The record’s opening triptych stakes out its aesthetic boundaries. The first track,“Change,” is a plain-spoken lament about a simple truth—you can’t freeze time, so life is an exercise in constantly letting go, which means sometimes you have to release your grip on what matters most. Ms. Lenker sings, “Could I set everything free / When I watch you holding her the way you once held me?” The following “Time Escaping” builds on the first song thematically, but comes from a different sonic universe. It’s engineered by Shawn Everett (The War on Drugs, Kacey Musgraves), who captures several of the jammier songs here. It brings to mind the Grateful Dead circa 1974, when Jerry Garcia’s guitar might sound like a steel drum or kalimba, embodying melody and rhythm simultaneously.
And then comes “Spud Infinity,” engineered by Scott McMicken, a loose and rambling country number with a jaw harp and fiddle that sounds as if it were recorded in a room with a dirt floor. Here and elsewhere on the record, you can hear Ms. Lenker challenging herself to write something simple, loose and funny instead of her more typically abstract and impressionist lyrics. In interviews, she has mentioned admiration for songwriter John Prine, and you can find echoes of his careful assemblages throughout “Dragon,” on tunes where laughter and tears exist in perfect balance.
This influence crops up later on “Red Moon,” a cousin to “Spud Infinity,” also engineered by Mr. McMicken. It’s another barn-dance jig complete with fiddle, and at one point Ms. Lenker seems to be mentioning a random character named Diane Lee before bursting out with “That’s my grandma!” Later in the song, like Prine, she crafts homey images of everyday details and imbues them with magic. “Radio singin’ from the corner of the kitchen / I’ve got the oven on / I got the onions wishin’ they hadn’t made me cry.”
As the lengthy album unfolds, musical and lyrical ideas disappear and then return a few songs later. “Little Things,” with Mr.
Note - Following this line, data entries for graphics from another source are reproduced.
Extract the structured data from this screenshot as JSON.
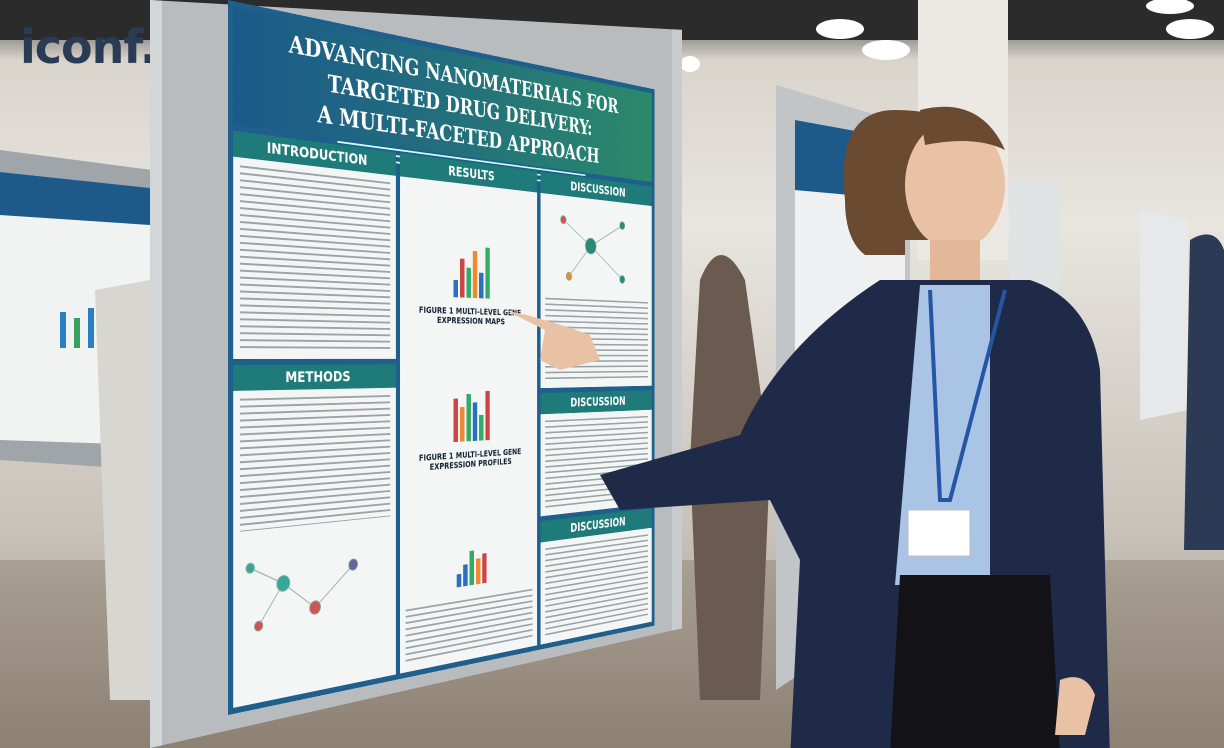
{
  "logo": "iconf.com",
  "poster": {
    "title": [
      "ADVANCING NANOMATERIALS FOR TARGETED DRUG DELIVERY:",
      "A MULTI-FACETED APPROACH"
    ],
    "sections": {
      "introduction": "INTRODUCTION",
      "methods": "METHODS",
      "results": "RESULTS",
      "discussion": [
        "DISCUSSION",
        "DISCUSSION",
        "DISCUSSION"
      ]
    },
    "figures": [
      "FIGURE 1 MULTI-LEVEL GENE EXPRESSION MAPS",
      "FIGURE 1 MULTI-LEVEL GENE EXPRESSION PROFILES"
    ]
  }
}
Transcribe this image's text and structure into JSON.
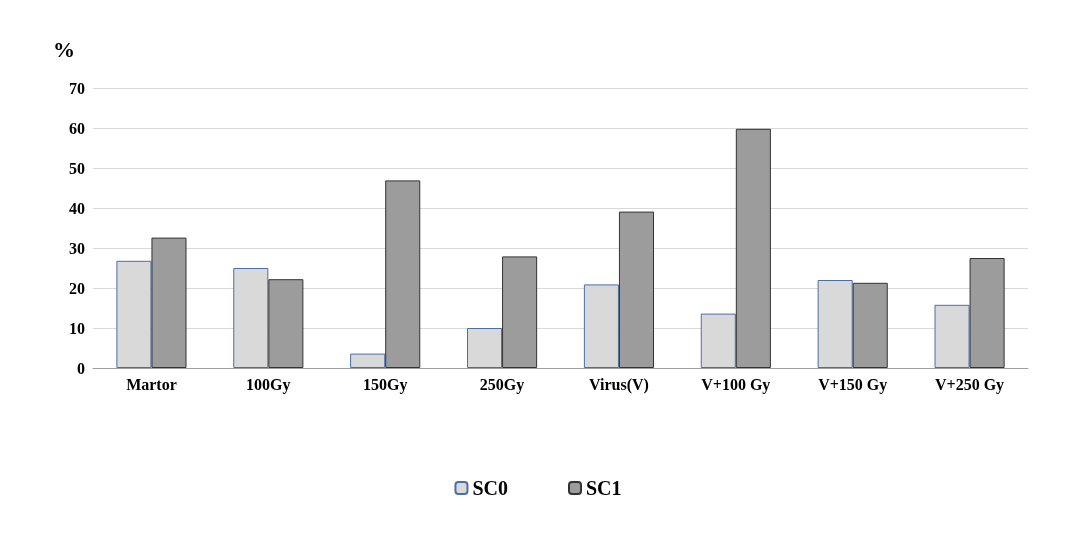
{
  "chart_data": {
    "type": "bar",
    "ylabel": "%",
    "categories": [
      "Martor",
      "100Gy",
      "150Gy",
      "250Gy",
      "Virus(V)",
      "V+100 Gy",
      "V+150 Gy",
      "V+250 Gy"
    ],
    "series": [
      {
        "name": "SC0",
        "color": "#d9d9d9",
        "values": [
          26.8,
          25,
          3.6,
          10,
          20.9,
          13.6,
          22,
          15.8
        ]
      },
      {
        "name": "SC1",
        "color": "#9c9c9c",
        "values": [
          32.6,
          22.2,
          46.9,
          27.9,
          39.1,
          59.8,
          21.3,
          27.5
        ]
      }
    ],
    "ylim": [
      0,
      70
    ],
    "yticks": [
      0,
      10,
      20,
      30,
      40,
      50,
      60,
      70
    ],
    "grid": "y",
    "legend": "bottom"
  }
}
Everett engineering, has a brilliant angular solo from guitarist Buck Meek that carries a large amount of its emotional content, and it forms a clear stylistic link to similarly guitar-heavy “Time Escaping.” “Love Love Love,” recorded by Dom Monks (Nick Cave, Laura Marling), has the distorted oblong rumble of Neil Young and Crazy Horse, a regular touchstone for the band.
Ms. Lenker is a sturdy melodist who is occasionally great. When she de-emphasizes the catchy tune, her music suffers a little. A song like “Sparrow,” a dirge based on a basic pattern of ascending and descending notes, can be a little dull if you’re not already steeped in the music of Big Thief. It’s one of a handful of tracks where good ideas are fused to melodies that don’t quite stay in your mind. Still, not a bad ratio given the record’s length.
As the album winds down, “The Only Place” captures the record’s tension between existential yearning and the essential power of human connection. “When all material scatters / And ashes amplify / The only place that matters / Is by your side,” Ms. Lenker sings. When I reviewed Big Thief’s “Two Hands” in 2019, I mentioned that it carried the excitement of a creative talent hitting a peak. “Dragon” is somehow even better, as her songwriting grows richer and the band’s playing is even more telepathic.